The market watchdog completed its first review of non-Generally Accepted Accounting Principles (GAAP) disclosures after issuing guidance on the non-standard measures in September last year. Across 23 listed issuers reviewed, total GAAP profit reported was $2.34 billion, compared to $4.14 billion reported on the non-GAAP measures. Just six reported official GAAP profit higher than the non-standard measures.

"While improvements are noted, all aspects of the guidance note are still not being addressed," the FMA report said. "Issuers using non-GAAP profit information were not always presenting a balanced view of profit, often giving more prominence to non-GAAP profit information than GAAP profit."
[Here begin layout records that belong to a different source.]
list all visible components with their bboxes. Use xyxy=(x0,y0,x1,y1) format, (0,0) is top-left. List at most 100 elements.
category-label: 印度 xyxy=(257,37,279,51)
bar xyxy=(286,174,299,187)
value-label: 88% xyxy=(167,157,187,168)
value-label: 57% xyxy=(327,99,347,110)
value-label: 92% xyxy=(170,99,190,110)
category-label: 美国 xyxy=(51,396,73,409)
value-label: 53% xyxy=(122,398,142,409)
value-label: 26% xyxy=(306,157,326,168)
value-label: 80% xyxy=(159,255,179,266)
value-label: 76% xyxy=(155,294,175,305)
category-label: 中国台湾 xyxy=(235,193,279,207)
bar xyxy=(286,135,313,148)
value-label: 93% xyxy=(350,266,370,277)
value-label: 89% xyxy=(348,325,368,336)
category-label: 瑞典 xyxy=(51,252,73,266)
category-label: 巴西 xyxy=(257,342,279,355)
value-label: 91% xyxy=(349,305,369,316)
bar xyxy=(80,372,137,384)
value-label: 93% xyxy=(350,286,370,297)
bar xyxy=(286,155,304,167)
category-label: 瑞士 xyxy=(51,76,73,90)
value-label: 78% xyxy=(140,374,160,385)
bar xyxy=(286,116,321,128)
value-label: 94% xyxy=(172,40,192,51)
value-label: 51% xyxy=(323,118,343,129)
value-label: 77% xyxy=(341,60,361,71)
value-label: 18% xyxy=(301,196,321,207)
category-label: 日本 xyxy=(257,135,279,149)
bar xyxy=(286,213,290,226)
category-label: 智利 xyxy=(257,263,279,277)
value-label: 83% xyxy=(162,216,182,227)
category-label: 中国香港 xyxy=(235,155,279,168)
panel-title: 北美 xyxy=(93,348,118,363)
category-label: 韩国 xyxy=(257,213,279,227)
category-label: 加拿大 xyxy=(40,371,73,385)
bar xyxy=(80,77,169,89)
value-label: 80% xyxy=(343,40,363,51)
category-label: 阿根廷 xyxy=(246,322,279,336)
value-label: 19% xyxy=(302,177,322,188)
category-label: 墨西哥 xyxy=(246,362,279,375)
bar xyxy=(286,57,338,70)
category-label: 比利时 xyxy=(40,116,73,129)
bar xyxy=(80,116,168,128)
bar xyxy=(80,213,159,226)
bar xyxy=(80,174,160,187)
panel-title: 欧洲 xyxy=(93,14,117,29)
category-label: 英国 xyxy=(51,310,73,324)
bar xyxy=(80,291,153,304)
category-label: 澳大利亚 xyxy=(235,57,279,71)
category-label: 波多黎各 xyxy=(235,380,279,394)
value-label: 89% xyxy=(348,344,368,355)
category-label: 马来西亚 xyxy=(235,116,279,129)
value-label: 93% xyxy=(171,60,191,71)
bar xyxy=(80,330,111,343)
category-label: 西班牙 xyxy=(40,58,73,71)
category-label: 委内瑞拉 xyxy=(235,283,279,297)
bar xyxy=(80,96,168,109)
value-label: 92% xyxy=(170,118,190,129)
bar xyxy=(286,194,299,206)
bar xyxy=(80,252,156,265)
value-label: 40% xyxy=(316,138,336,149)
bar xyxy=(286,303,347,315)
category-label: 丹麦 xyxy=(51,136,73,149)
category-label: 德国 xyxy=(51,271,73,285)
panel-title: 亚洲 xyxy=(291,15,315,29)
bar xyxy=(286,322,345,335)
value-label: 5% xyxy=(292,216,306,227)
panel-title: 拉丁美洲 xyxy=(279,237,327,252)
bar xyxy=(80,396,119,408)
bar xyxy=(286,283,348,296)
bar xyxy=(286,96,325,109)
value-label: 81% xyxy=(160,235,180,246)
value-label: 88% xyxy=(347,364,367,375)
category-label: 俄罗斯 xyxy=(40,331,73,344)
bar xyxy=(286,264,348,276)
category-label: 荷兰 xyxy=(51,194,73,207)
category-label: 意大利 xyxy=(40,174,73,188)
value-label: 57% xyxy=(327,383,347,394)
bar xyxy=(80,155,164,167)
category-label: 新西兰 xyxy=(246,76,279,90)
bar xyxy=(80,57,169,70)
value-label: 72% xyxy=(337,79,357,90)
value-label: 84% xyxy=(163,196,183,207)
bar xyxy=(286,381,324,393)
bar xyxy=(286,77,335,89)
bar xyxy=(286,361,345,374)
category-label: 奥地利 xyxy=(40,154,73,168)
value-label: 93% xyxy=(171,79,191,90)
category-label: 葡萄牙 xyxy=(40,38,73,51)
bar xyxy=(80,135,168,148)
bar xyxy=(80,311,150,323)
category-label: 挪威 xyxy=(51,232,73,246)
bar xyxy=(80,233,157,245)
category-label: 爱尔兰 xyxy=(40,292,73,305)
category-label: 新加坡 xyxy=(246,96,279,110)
International Financial Reporting Standards became mandatory in 2007, requiring companies to recognise the market value of assets such as property and financial instruments in their financial statements.

That sparked disquiet among corporates who claimed they exaggerated the global downturn in 2008, and last year the FMA consulted on and issued a guidance note on how issuers should best present their results.

The review, which covered communications in the December 2012 and March 2013 half and full year results, resulted in the market watchdog contacting two issuers who didn't comply with the guidelines in the note, both of whom agreed to improve their future disclosure.

The FMA said it found instances where companies reconciled the non-standard measure back to the official result, but hadn't included it in the market communication, heightening the risk investors wouldn't cross-reference the changes.

"FMA expects a reconciliation to be provided in each and every document where non-GAAP measures are disclosed," the review said. "We also remind issuers that when disclosing non-GAAP profit measures this should be reconciled to GAAP profit being net profit after tax."

The market watchdog also found instances where companies didn't explain how non-standard measures were used internally and why they are useful.

The FMA also questioned the use of adjusted earnings before interest, tax, depreciation and amortisation while still referring to the measure as EBITDA.

"Even where the EBITDA figure with its additional adjustments is explained and reconciled in the market communication, the use of an incorrect label can be misleading," the report said.